How to enforce compliance

The Proposal indicates that the Member States should be in charge of applying and enforcing this Regulation, for which each Member State should designate one or more competent authorities to supervise their correct application and implementation. It also envisages that each Member State should have one national supervisory authority, which will also represent the country in the European Artificial Intelligence Board.

Penalties

If AI systems that do not fulfill the requirements of the Regulation are put on the market or used, Member States will have to lay down effective, proportionate and dissuasive penalties.
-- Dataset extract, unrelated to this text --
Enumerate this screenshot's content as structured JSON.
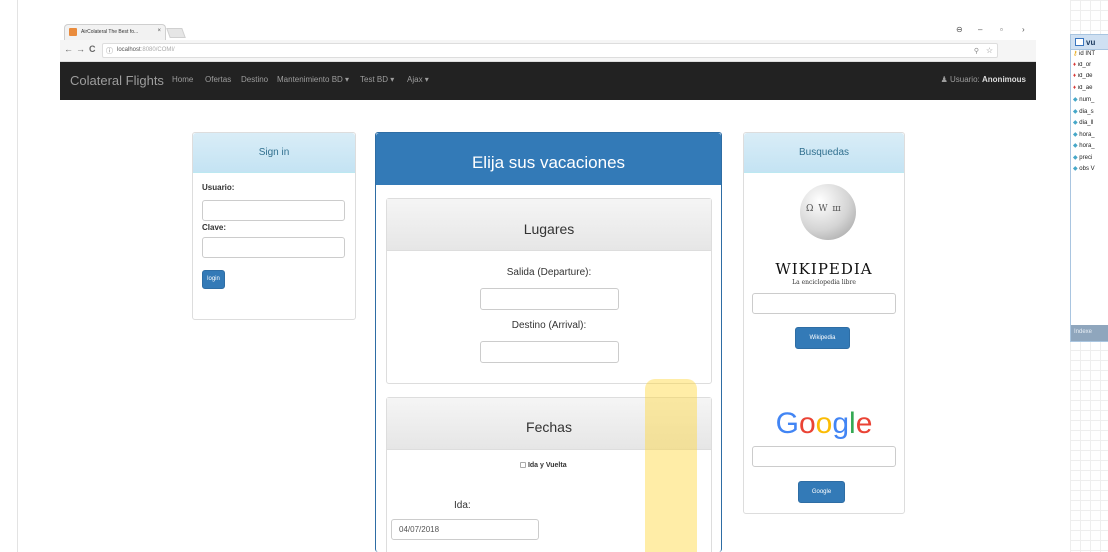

For this purpose, the Regulation has chosen to set thresholds that the national authorities have to take into account in their penalty proceedings:

• Infringements on prohibited practices: up to €30m or 6% of the total worldwide annual turnover of the preceding financial year;
• Non-compliance with any of the other requirements or obligations foreseen in the Regulation: up to €20m or 4% of the total worldwide annual turnover of the preceding financial year;
• Supply of incorrect, incomplete or misleading information to notified bodies and national competent authorities: up to €10m or 2% of the total worldwide annual turnover of the preceding financial year;

Next steps

The European Parliament and the Board must now review and debate the proposal and will have the chance to make amendments. It could be a lengthy process, so no timelines are envisaged for the approval and publication of the draft.